Mondor’s disease occurs most commonly in middle-aged patients, and is more common in women than in men (ratio 3:1).2 The involved subcutaneous veins will initially turn red and tender and subsequently become a painless and tough fibrous band. Pathologically, the first stage is due to infiltration of inflammatory cells resulting in obliterative thrombophlebitis of the affected veins, causing redness and tenderness. In the second stage, connective tissues proliferate in the vessels with consequent formation of the fibrous band.1 Recanalisation of the veins occurs later and the fibrous band will disappear within several weeks.3
It is thought to be a very uncommon disease although the true incidence is unknown as it is self-limiting and patients may not seek medical attention. The diagnosis can usually be made based on clinical history and typical physical findings.
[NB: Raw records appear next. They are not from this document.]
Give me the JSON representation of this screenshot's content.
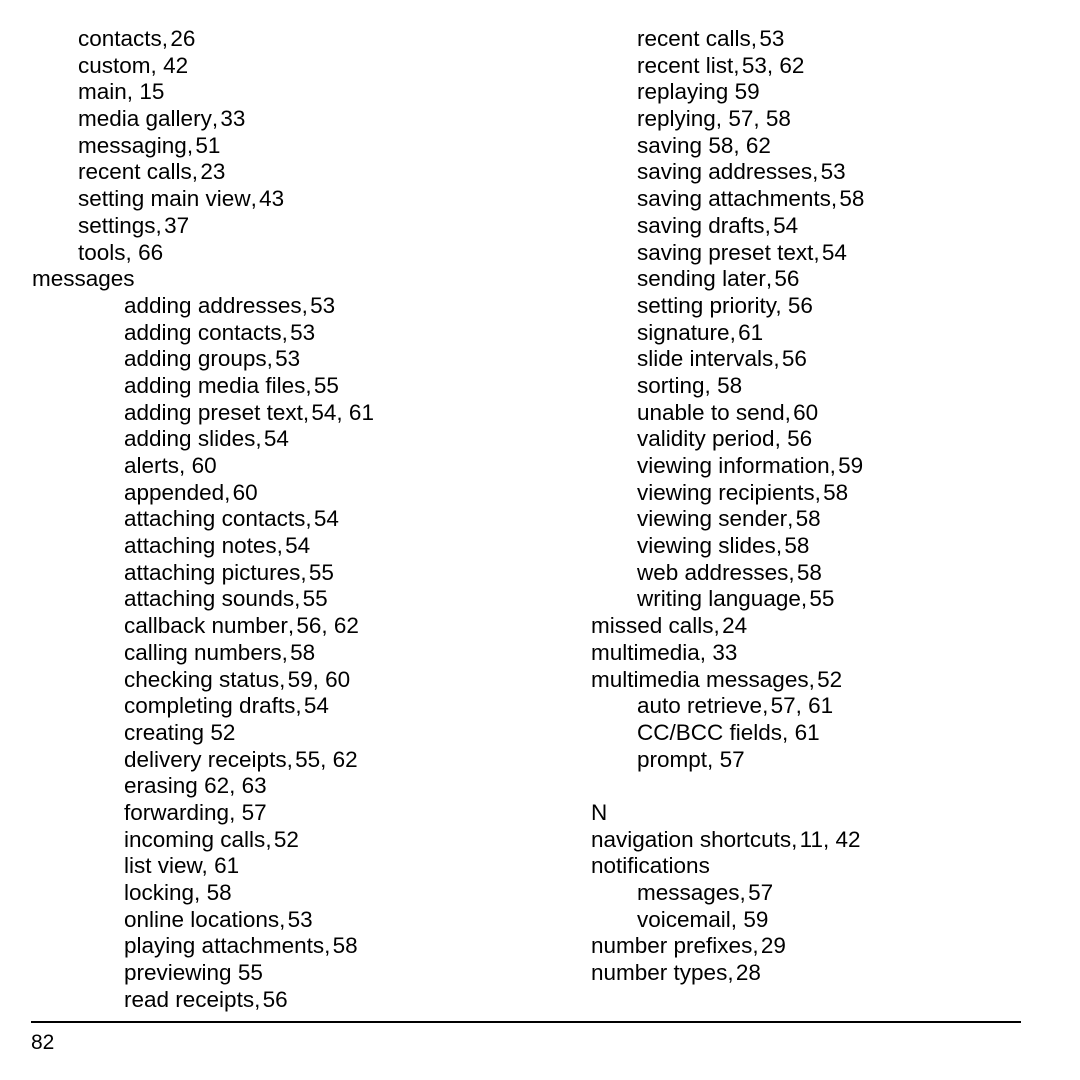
{
  "page": {
    "number": "82",
    "kind": "index"
  },
  "columns": [
    {
      "name": "left",
      "entries": [
        {
          "level": 1,
          "term": "contacts",
          "sep": ",",
          "pages": "26",
          "tight": true
        },
        {
          "level": 1,
          "term": "custom",
          "sep": ",",
          "pages": "42",
          "tight": false
        },
        {
          "level": 1,
          "term": "main",
          "sep": ",",
          "pages": "15",
          "tight": false
        },
        {
          "level": 1,
          "term": "media gallery",
          "sep": ",",
          "pages": "33",
          "tight": true
        },
        {
          "level": 1,
          "term": "messaging",
          "sep": ",",
          "pages": "51",
          "tight": true
        },
        {
          "level": 1,
          "term": "recent calls",
          "sep": ",",
          "pages": "23",
          "tight": true
        },
        {
          "level": 1,
          "term": "setting main view",
          "sep": ",",
          "pages": "43",
          "tight": true
        },
        {
          "level": 1,
          "term": "settings",
          "sep": ",",
          "pages": "37",
          "tight": true
        },
        {
          "level": 1,
          "term": "tools",
          "sep": ",",
          "pages": "66",
          "tight": false
        },
        {
          "level": 0,
          "term": "messages",
          "sep": "",
          "pages": "",
          "tight": false
        },
        {
          "level": 2,
          "term": "adding addresses",
          "sep": ",",
          "pages": "53",
          "tight": true
        },
        {
          "level": 2,
          "term": "adding contacts",
          "sep": ",",
          "pages": "53",
          "tight": true
        },
        {
          "level": 2,
          "term": "adding groups",
          "sep": ",",
          "pages": "53",
          "tight": true
        },
        {
          "level": 2,
          "term": "adding media files",
          "sep": ",",
          "pages": "55",
          "tight": true
        },
        {
          "level": 2,
          "term": "adding preset text",
          "sep": ",",
          "pages": "54, 61",
          "tight": true
        },
        {
          "level": 2,
          "term": "adding slides",
          "sep": ",",
          "pages": "54",
          "tight": true
        },
        {
          "level": 2,
          "term": "alerts",
          "sep": ",",
          "pages": "60",
          "tight": false
        },
        {
          "level": 2,
          "term": "appended",
          "sep": ",",
          "pages": "60",
          "tight": true
        },
        {
          "level": 2,
          "term": "attaching contacts",
          "sep": ",",
          "pages": "54",
          "tight": true
        },
        {
          "level": 2,
          "term": "attaching notes",
          "sep": ",",
          "pages": "54",
          "tight": true
        },
        {
          "level": 2,
          "term": "attaching pictures",
          "sep": ",",
          "pages": "55",
          "tight": true
        },
        {
          "level": 2,
          "term": "attaching sounds",
          "sep": ",",
          "pages": "55",
          "tight": true
        },
        {
          "level": 2,
          "term": "callback number",
          "sep": ",",
          "pages": "56, 62",
          "tight": true
        },
        {
          "level": 2,
          "term": "calling numbers",
          "sep": ",",
          "pages": "58",
          "tight": true
        },
        {
          "level": 2,
          "term": "checking status",
          "sep": ",",
          "pages": "59, 60",
          "tight": true
        },
        {
          "level": 2,
          "term": "completing drafts",
          "sep": ",",
          "pages": "54",
          "tight": true
        },
        {
          "level": 2,
          "term": "creating",
          "sep": "",
          "pages": "52",
          "tight": false
        },
        {
          "level": 2,
          "term": "delivery receipts",
          "sep": ",",
          "pages": "55, 62",
          "tight": true
        },
        {
          "level": 2,
          "term": "erasing",
          "sep": "",
          "pages": "62, 63",
          "tight": false
        },
        {
          "level": 2,
          "term": "forwarding",
          "sep": ",",
          "pages": "57",
          "tight": false
        },
        {
          "level": 2,
          "term": "incoming calls",
          "sep": ",",
          "pages": "52",
          "tight": true
        },
        {
          "level": 2,
          "term": "list view",
          "sep": ",",
          "pages": "61",
          "tight": false
        },
        {
          "level": 2,
          "term": "locking",
          "sep": ",",
          "pages": "58",
          "tight": false
        },
        {
          "level": 2,
          "term": "online locations",
          "sep": ",",
          "pages": "53",
          "tight": true
        },
        {
          "level": 2,
          "term": "playing attachments",
          "sep": ",",
          "pages": "58",
          "tight": true
        },
        {
          "level": 2,
          "term": "previewing",
          "sep": "",
          "pages": "55",
          "tight": false
        },
        {
          "level": 2,
          "term": "read receipts",
          "sep": ",",
          "pages": "56",
          "tight": true
        }
      ]
    },
    {
      "name": "right",
      "entries": [
        {
          "level": 2,
          "term": "recent calls",
          "sep": ",",
          "pages": "53",
          "tight": true
        },
        {
          "level": 2,
          "term": "recent list",
          "sep": ",",
          "pages": "53, 62",
          "tight": true
        },
        {
          "level": 2,
          "term": "replaying",
          "sep": "",
          "pages": "59",
          "tight": false
        },
        {
          "level": 2,
          "term": "replying",
          "sep": ",",
          "pages": "57, 58",
          "tight": false
        },
        {
          "level": 2,
          "term": "saving",
          "sep": "",
          "pages": "58, 62",
          "tight": false
        },
        {
          "level": 2,
          "term": "saving addresses",
          "sep": ",",
          "pages": "53",
          "tight": true
        },
        {
          "level": 2,
          "term": "saving attachments",
          "sep": ",",
          "pages": "58",
          "tight": true
        },
        {
          "level": 2,
          "term": "saving drafts",
          "sep": ",",
          "pages": "54",
          "tight": true
        },
        {
          "level": 2,
          "term": "saving preset text",
          "sep": ",",
          "pages": "54",
          "tight": true
        },
        {
          "level": 2,
          "term": "sending later",
          "sep": ",",
          "pages": "56",
          "tight": true
        },
        {
          "level": 2,
          "term": "setting priority",
          "sep": ",",
          "pages": "56",
          "tight": false
        },
        {
          "level": 2,
          "term": "signature",
          "sep": ",",
          "pages": "61",
          "tight": true
        },
        {
          "level": 2,
          "term": "slide intervals",
          "sep": ",",
          "pages": "56",
          "tight": true
        },
        {
          "level": 2,
          "term": "sorting",
          "sep": ",",
          "pages": "58",
          "tight": false
        },
        {
          "level": 2,
          "term": "unable to send",
          "sep": ",",
          "pages": "60",
          "tight": true
        },
        {
          "level": 2,
          "term": "validity period",
          "sep": ",",
          "pages": "56",
          "tight": false
        },
        {
          "level": 2,
          "term": "viewing information",
          "sep": ",",
          "pages": "59",
          "tight": true
        },
        {
          "level": 2,
          "term": "viewing recipients",
          "sep": ",",
          "pages": "58",
          "tight": true
        },
        {
          "level": 2,
          "term": "viewing sender",
          "sep": ",",
          "pages": "58",
          "tight": true
        },
        {
          "level": 2,
          "term": "viewing slides",
          "sep": ",",
          "pages": "58",
          "tight": true
        },
        {
          "level": 2,
          "term": "web addresses",
          "sep": ",",
          "pages": "58",
          "tight": true
        },
        {
          "level": 2,
          "term": "writing language",
          "sep": ",",
          "pages": "55",
          "tight": true
        },
        {
          "level": 1,
          "term": "missed calls",
          "sep": ",",
          "pages": "24",
          "tight": true
        },
        {
          "level": 1,
          "term": "multimedia",
          "sep": ",",
          "pages": "33",
          "tight": false
        },
        {
          "level": 1,
          "term": "multimedia messages",
          "sep": ",",
          "pages": "52",
          "tight": true
        },
        {
          "level": 2,
          "term": "auto retrieve",
          "sep": ",",
          "pages": "57, 61",
          "tight": true
        },
        {
          "level": 2,
          "term": "CC/BCC fields",
          "sep": ",",
          "pages": "61",
          "tight": false
        },
        {
          "level": 2,
          "term": "prompt",
          "sep": ",",
          "pages": "57",
          "tight": false
        },
        {
          "level": 1,
          "term": "",
          "sep": "",
          "pages": "",
          "tight": false
        },
        {
          "level": 1,
          "term": "N",
          "sep": "",
          "pages": "",
          "tight": false
        },
        {
          "level": 1,
          "term": "navigation shortcuts",
          "sep": ",",
          "pages": "11, 42",
          "tight": true
        },
        {
          "level": 1,
          "term": "notifications",
          "sep": "",
          "pages": "",
          "tight": false
        },
        {
          "level": 2,
          "term": "messages",
          "sep": ",",
          "pages": "57",
          "tight": true
        },
        {
          "level": 2,
          "term": "voicemail",
          "sep": ",",
          "pages": "59",
          "tight": false
        },
        {
          "level": 1,
          "term": "number prefixes",
          "sep": ",",
          "pages": "29",
          "tight": true
        },
        {
          "level": 1,
          "term": "number types",
          "sep": ",",
          "pages": "28",
          "tight": true
        }
      ]
    }
  ]
}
Biopsy is not essential.
The aetiology of Mondor’s disease is still unclear. In many cases it is idiopathic, although it has also been linked with recent breast surgery, local trauma, excessive physical activity with muscle strain, an inflammatory process, infections, and mammary pathology including mastitis or abscess.2 Association with breast cancer has also been reported. Catana et al4 studied 63 cases of Mondor’s disease of whom eight (12.7%) had associated breast cancer. The authors suggested that mammography should be performed in patients with Mondor’s disease even when physical examination was normal. A retrospective review in 2011 identified five cases of Mondor’s disease of the breast; none of which was associated with breast cancer.5 Nonetheless, the authors advised thorough evaluation of the breast to exclude an underlying breast cancer. In our patient, the correlation with an occult carcinoma of the breast could not be confirmed since there was a time delay between the presentation of Mondor’s disease and the diagnosis of breast carcinoma. Moreover, the patient’s recent strenuous job with repetitive straining of the chest wall muscle might have been a predisposing factor.
Since Mondor’s disease is self-limiting, symptomatic treatment is suggested. General advice includes rest, local application of heat, and better breast support. Oral non-steroidal anti-inflammatory drugs provide effective symptomatic relief.2
In summary, Mondor’s disease is a condition that is rarely encountered in primary care. Recognising this condition is important as it can avoid unnecessary investigations and referral for diagnosis. Although the association of underlying breast cancer with Mondor’s disease has not been confirmed, family physicians should be aware of the possibility and conduct a thorough evaluation including clinical examination and imaging of the breast to exclude its presence in patients diagnosed with Mondor’s disease.